C組の人間の視点からカーミリアさんを見るとカーミリアさんは“自己表現の苦手な一生徒”だが、学校全体からの視点でカーミリアさんに下される評価は未だに“他人嫌う問題児”なのだ。
そんな問題児が魔法を教えた……それもぽっと出の転校生に、だ。驚かない方がおかしいのかもしれない。
「ツカサ様は本当に変なお方ですね!」
「それ誉めてないだろ」
そんな俺のツッコミに対してヴァルは見た目に似合わず上品に笑いを溢すと戦闘の為の装備を整え始めた。
「我求めしは契約の象、〝サピーナ〟」
ヴァルがそう唱える事でヴァルの手には白い角の無いシャープなデザインをしたガントレットが現れる。…………あれ? ヴァルも戦うの……?
「どう見たってエルよりお前の方が重症だと思うけど……戦うのか?」
「ツカサ様、俺は大丈夫だから戦おうとしているのです」
俺はエルに目を向けるとエルは心配そうな顔などはせず、真剣な面持ちで《スカディ=コルネリウスの杖》を構える。
まさかの一対二の構図。
「卑怯だ、なんて言わないよねツカサ。ここは少し悔しいけど二人で戦った方が良いってエル達は判断したんだから、むしろ誇っても良いんだよ?」
そんなの言わないに決まっている。というか言えない。さっき大口を叩きながら格好をつけた俺にそんなこと言える筈がない。……正直なところ言いたいけども。

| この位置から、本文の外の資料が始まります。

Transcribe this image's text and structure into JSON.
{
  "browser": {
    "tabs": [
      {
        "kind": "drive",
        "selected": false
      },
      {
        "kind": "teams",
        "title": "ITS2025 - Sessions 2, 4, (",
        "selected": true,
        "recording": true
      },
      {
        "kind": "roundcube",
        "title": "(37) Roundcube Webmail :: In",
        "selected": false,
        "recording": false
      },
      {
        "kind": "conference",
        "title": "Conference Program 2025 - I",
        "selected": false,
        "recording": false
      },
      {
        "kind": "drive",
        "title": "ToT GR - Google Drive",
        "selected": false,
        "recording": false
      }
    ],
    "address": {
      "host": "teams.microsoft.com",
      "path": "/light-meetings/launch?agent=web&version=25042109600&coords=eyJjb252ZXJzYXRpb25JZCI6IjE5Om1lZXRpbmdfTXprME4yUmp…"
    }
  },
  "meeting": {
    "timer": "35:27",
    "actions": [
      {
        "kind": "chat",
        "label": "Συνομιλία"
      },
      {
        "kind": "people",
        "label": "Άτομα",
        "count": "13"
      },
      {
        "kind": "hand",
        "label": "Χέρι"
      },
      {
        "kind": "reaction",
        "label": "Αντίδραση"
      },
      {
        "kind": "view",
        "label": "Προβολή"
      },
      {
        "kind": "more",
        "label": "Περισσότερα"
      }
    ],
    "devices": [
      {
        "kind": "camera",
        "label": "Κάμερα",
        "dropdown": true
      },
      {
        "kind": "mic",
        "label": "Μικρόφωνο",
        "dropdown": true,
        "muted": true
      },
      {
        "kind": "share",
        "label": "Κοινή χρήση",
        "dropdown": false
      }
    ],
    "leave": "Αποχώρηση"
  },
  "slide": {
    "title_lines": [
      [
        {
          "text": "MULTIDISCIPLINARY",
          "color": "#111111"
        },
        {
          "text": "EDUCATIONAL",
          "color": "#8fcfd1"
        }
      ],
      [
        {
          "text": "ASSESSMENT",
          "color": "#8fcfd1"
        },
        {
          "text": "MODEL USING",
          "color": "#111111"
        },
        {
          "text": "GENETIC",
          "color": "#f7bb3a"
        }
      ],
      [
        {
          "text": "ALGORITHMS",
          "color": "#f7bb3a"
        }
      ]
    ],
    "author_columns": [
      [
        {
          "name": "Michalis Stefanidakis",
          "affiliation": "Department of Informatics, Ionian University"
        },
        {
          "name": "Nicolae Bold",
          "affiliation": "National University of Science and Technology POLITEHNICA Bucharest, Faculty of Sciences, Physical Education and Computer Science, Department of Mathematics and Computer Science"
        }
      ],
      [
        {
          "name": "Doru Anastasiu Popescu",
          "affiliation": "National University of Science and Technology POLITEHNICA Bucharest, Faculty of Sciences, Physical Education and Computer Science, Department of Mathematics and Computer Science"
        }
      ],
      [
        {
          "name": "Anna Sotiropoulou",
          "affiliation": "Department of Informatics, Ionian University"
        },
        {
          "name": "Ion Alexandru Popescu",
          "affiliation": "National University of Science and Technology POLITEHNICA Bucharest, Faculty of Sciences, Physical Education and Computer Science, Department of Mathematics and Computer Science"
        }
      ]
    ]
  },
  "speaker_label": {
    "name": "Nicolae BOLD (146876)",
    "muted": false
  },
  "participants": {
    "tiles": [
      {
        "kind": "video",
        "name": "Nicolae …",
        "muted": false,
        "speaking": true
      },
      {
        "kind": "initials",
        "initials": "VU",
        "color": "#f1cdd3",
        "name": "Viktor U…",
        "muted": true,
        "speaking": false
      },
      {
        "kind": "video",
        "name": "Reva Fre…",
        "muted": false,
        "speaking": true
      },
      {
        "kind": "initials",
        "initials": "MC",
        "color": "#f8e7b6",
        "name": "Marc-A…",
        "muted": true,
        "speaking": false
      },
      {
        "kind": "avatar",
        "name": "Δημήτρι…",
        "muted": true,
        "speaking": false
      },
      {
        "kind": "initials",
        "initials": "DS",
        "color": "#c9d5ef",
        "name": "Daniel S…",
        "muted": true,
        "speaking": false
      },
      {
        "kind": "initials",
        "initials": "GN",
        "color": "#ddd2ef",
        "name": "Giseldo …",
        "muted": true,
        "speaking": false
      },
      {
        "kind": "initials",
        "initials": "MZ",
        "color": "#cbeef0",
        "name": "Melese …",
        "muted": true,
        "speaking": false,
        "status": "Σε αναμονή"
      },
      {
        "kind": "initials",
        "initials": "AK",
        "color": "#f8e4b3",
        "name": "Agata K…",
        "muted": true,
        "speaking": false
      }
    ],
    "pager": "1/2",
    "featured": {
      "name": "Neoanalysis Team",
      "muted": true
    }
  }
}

エルだけでなくヴァルも戦闘に参加した今、魔力もかなり消費してしまった俺が負けずに残るのは絶望的な確率だ。けど、まだ諦めるつもりはない。
「〝雷鎧〟」
俺は雷の鎧を纏いながらヴァルの元へと駆けていく。ヴァルは今傷を負っている。そのせいで弱っていてもし倒せるのなら倒しておくことに損は無いだろう。
「〝地鎧〟」
俺の視線の先に居るヴァルはそう呟いて茶色いオーラの様な者を全身に纏った。